Are there any better ways to write map{|x| x[:a]}?
You could make actual Objects, possibly with a Struct:
MyClass = Struct.new :a, :b
arr = [MyClass.new(1, 2), MyClass.new(3, 4)]
arr.map(&:a).reduce(:+) #=> 4
Or for more flexibility, an OpenStruct:
require 'ostruct'
arr = [OpenStruct.new(a: 1, b: 2), OpenStruct.new(a: 3, b: 4)]
arr.map(&:a).reduce(:+) #=> 4
Of course either of these can be constructed from existing hashes:
arr = [{ :a => 1, :b => 2 }, { :a => 3, :b => 4 }]
ss = arr.map { |h| h.values_at :a, :b }.map { |attrs| MyClass.new(*attrs) }
ss.map(&:a).reduce(:+) #=> 4
oss = arr.map { |attrs| OpenStruct.new attrs }
oss.map(&:a).reduce(:+) #=> 4
Or, for a more creative, functional approach:
def hash_accessor attr; ->(hash) { hash[attr] }; end
arr = [{ :a => 1, :b => 2 }, { :a => 3, :b => 4 }]
arr.map(&hash_accessor(:a)).reduce(:+) #=> 4
It is unclear what you mean as "better" and why you think the correct version is ugly.
Do you like this "better"?
arr.inject(0) { |sum, h| sum + h[:a] }
There's a way, extending the Symbol.
lib/core_extensions/symbol.rb (credit goes here)

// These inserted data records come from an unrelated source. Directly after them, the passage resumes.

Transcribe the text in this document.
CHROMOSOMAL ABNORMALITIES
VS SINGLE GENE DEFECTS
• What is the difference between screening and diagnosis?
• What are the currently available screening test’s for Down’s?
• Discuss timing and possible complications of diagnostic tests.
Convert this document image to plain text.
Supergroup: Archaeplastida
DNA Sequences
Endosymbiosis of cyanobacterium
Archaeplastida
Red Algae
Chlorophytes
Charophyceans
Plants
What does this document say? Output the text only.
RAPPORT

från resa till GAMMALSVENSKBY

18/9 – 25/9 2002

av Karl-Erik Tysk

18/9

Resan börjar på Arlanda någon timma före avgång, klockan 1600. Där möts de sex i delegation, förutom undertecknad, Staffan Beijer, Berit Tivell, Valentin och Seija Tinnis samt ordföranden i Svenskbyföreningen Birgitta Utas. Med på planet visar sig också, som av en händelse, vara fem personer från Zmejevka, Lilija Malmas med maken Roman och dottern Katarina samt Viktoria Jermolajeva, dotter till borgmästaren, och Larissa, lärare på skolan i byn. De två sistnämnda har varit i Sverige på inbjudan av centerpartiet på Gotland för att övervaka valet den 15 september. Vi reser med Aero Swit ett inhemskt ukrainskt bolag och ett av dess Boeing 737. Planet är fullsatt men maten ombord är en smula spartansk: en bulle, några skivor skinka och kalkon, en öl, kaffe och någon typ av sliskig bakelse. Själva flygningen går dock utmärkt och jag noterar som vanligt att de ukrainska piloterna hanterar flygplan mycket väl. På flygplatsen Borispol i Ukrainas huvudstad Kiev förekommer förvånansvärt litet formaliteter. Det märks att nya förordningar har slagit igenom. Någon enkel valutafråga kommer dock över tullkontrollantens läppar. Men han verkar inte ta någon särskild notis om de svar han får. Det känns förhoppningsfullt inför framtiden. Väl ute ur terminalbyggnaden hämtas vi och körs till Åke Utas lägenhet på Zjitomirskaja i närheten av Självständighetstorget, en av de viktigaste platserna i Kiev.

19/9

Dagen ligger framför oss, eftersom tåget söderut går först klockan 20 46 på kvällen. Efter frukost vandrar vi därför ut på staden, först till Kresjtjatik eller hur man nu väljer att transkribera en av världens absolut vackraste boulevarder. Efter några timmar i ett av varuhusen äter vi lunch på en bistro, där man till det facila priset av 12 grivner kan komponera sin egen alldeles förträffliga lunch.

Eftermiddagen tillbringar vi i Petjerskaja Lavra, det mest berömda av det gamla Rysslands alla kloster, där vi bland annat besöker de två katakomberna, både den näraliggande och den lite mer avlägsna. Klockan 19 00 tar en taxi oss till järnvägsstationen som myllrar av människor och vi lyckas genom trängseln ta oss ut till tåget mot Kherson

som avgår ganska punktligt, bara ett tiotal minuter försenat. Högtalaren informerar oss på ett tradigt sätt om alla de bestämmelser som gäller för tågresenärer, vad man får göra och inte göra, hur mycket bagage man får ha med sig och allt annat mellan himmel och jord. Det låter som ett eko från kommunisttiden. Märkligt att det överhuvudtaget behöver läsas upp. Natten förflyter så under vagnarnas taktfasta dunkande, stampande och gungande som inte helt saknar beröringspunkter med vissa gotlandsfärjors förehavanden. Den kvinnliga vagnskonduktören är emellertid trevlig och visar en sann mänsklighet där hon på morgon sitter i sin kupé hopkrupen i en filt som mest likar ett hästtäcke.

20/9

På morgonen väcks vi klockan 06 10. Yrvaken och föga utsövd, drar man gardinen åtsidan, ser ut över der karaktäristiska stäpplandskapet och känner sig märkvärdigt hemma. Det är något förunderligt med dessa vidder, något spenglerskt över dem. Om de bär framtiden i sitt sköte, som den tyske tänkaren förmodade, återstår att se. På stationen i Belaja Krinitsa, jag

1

# frozen_string_literal: true
class Symbol
def with(*args, &)
->(caller, *rest) { caller.send(self, *rest, *args, &) }
end
end
Then, given:
arr = [ {:a => 1, :b => 2}, {:a => 3, :b => 4} ]
you can do this:
arr.map(&:[].with(:a)).reduce(:+)
Explanation: to access hash value under any key, you call Hash#[] method. When passed as a :[] (extended) symbol to the Array#map, you can then call .with(*args) on this symbol, effectively passing the parameter (hash key) down to the :[] method. Enjoy.